A ideia de que animais de estimação melhoram a saúde e reduzem a solidão está profundamente enraizada na sociedade. No entanto, uma análise recente trouxe um olhar mais rigoroso sobre essa crença popular e revelou resultados que surpreendem até especialistas.
Publicado na revista Applied Research in Quality of Life, o estudo foi conduzido por Maxim Ananyev e colaboradores, com divulgação em fevereiro de 2026. A pesquisa buscou entender, de forma mais precisa, se ter um pet realmente causa melhorias na saúde mental, satisfação com a vida e bem-estar geral.

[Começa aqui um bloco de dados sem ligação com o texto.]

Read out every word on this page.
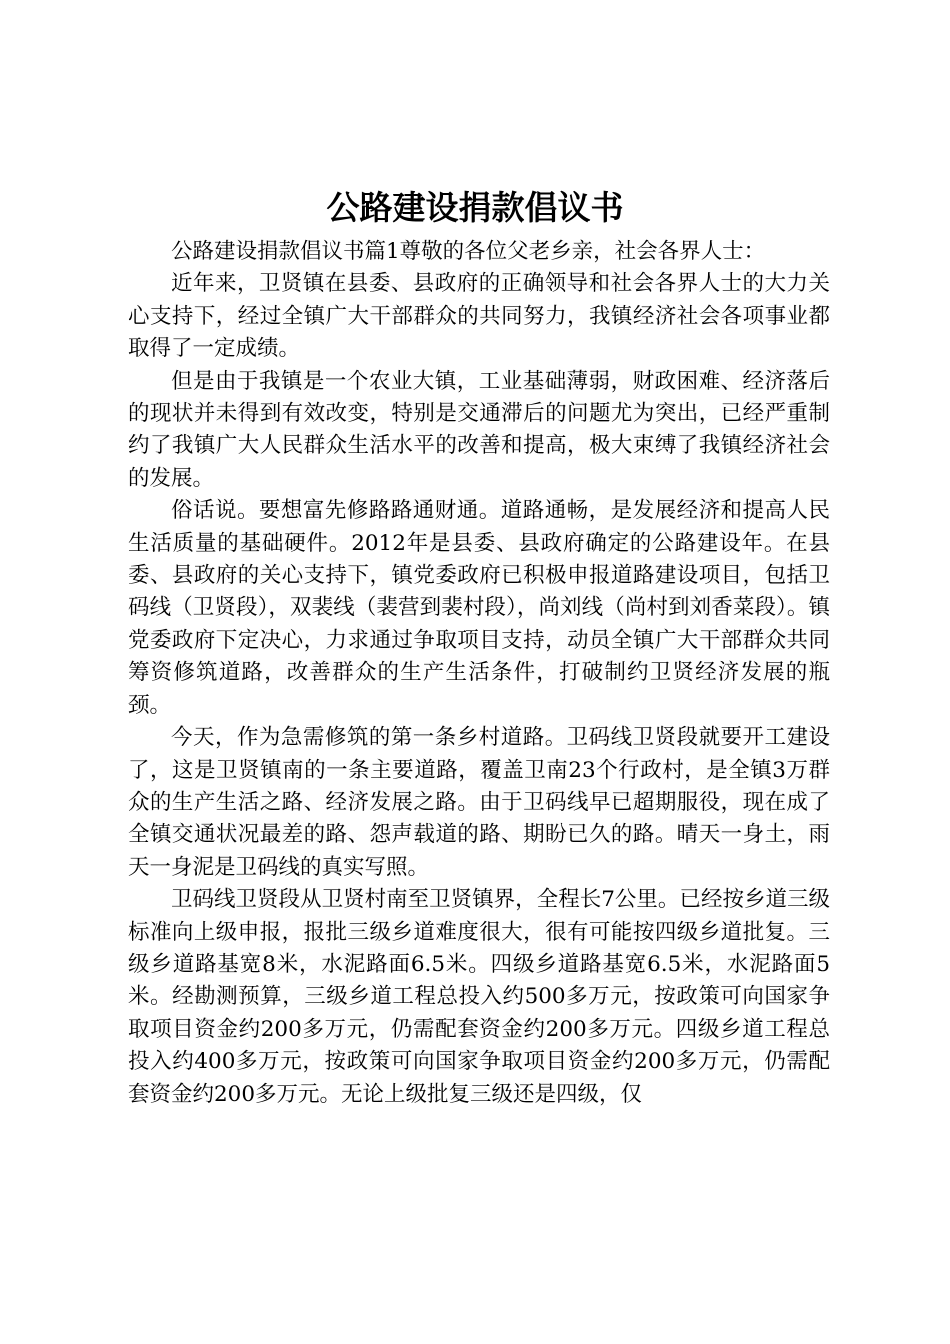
公路建设捐款倡议书

公路建设捐款倡议书篇1尊敬的各位父老乡亲，社会各界人士：

近年来，卫贤镇在县委、县政府的正确领导和社会各界人士的大力关心支持下，经过全镇广大干部群众的共同努力，我镇经济社会各项事业都取得了一定成绩。

但是由于我镇是一个农业大镇，工业基础薄弱，财政困难、经济落后的现状并未得到有效改变，特别是交通滞后的问题尤为突出，已经严重制约了我镇广大人民群众生活水平的改善和提高，极大束缚了我镇经济社会的发展。

俗话说。要想富先修路路通财通。道路通畅，是发展经济和提高人民生活质量的基础硬件。2012年是县委、县政府确定的公路建设年。在县委、县政府的关心支持下，镇党委政府已积极申报道路建设项目，包括卫码线（卫贤段），双裴线（裴营到裴村段），尚刘线（尚村到刘香菜段）。镇党委政府下定决心，力求通过争取项目支持，动员全镇广大干部群众共同筹资修筑道路，改善群众的生产生活条件，打破制约卫贤经济发展的瓶颈。

今天，作为急需修筑的第一条乡村道路。卫码线卫贤段就要开工建设了，这是卫贤镇南的一条主要道路，覆盖卫南23个行政村，是全镇3万群众的生产生活之路、经济发展之路。由于卫码线早已超期服役，现在成了全镇交通状况最差的路、怨声载道的路、期盼已久的路。晴天一身土，雨天一身泥是卫码线的真实写照。

卫码线卫贤段从卫贤村南至卫贤镇界，全程长7公里。已经按乡道三级标准向上级申报，报批三级乡道难度很大，很有可能按四级乡道批复。三级乡道路基宽8米，水泥路面6.5米。四级乡道路基宽6.5米，水泥路面5米。经勘测预算，三级乡道工程总投入约500多万元，按政策可向国家争取项目资金约200多万元，仍需配套资金约200多万元。四级乡道工程总投入约400多万元，按政策可向国家争取项目资金约200多万元，仍需配套资金约200多万元。无论上级批复三级还是四级，仅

Principais achados do estudo
- Nenhuma melhora significativa em saúde mental ou física
- Sem redução consistente da solidão
- Satisfação com a vida permaneceu estável
- Resultados semelhantes mesmo com aumento de pessoas com pets
Esses dados desafiam diretamente a ideia de que a companhia animal, por si só, gera benefícios amplos à saúde.
Experimento trouxe respostas mais confiáveis
Diferente de estudos anteriores, essa pesquisa utilizou um modelo mais robusto. A análise acompanhou pessoas ao longo do tempo, aproveitando uma mudança de lei no estado de Victoria, na Austrália, que passou a permitir animais em imóveis alugados.
Com isso, foi possível observar o que acontece quando mais pessoas passam a ter pets, sem depender apenas de comparações pontuais. Esse tipo de abordagem aproxima o estudo de um cenário de causa e efeito, aumentando sua confiabilidade.
Por que estudos antigos podem ter confundido os resultados
Grande parte das pesquisas anteriores comparava grupos diferentes em um único momento. Isso pode gerar distorções importantes, como:
- Pessoas naturalmente mais felizes tendem a ter pets
- Indivíduos com melhor saúde podem buscar companhia animal
- Diferenças pré-existentes influenciam os resultados
Ao acompanhar os mesmos indivíduos ao longo do tempo, o novo estudo reduz esse tipo de viés e oferece uma visão mais realista.
Benefícios emocionais existem, mas não são universais

Embora o estudo não tenha encontrado efeitos consistentes na média, isso não significa que os pets não tragam benefícios individuais. O vínculo emocional com animais pode gerar:
- Sensação de companhia
- Rotina estruturada
- Conforto emocional em momentos específicos
No entanto, esses efeitos não foram suficientes para impactar indicadores amplos de saúde na população analisada.
O lado menos discutido da convivência com pets
Outro ponto relevante é que ter um animal também envolve responsabilidades que podem gerar impacto negativo, como:
- Custos com alimentação e cuidados veterinários
- Demandas de tempo e rotina
- Possíveis restrições em moradia
Esses fatores podem neutralizar parte dos benefícios emocionais, especialmente em contextos mais desafiadores, como o de pessoas que vivem de aluguel.
Fatores que ainda podem influenciar os resultados
Algumas limitações do estudo indicam que o tema ainda precisa ser explorado com mais profundidade. Entre elas:
- Diferença entre tipos de animais
- Tempo de convivência com o pet
- Grau de apego emocional
- Impactos de eventos externos, como a pandemia
Esses elementos podem explicar por que algumas pessoas relatam benefícios claros, enquanto outras não percebem mudanças.
Dessa maneira, a pesquisa mostra que, apesar do carinho e da importância emocional dos animais, a posse de pets não garante melhorias automáticas na saúde ou no bem-estar. Os efeitos parecem ser mais complexos e dependem de fatores individuais e contextuais.
Portanto, ter um animal de estimação pode ser uma escolha valiosa por diversos motivos, mas não deve ser encarado como uma estratégia direta para melhorar a saúde física ou mental.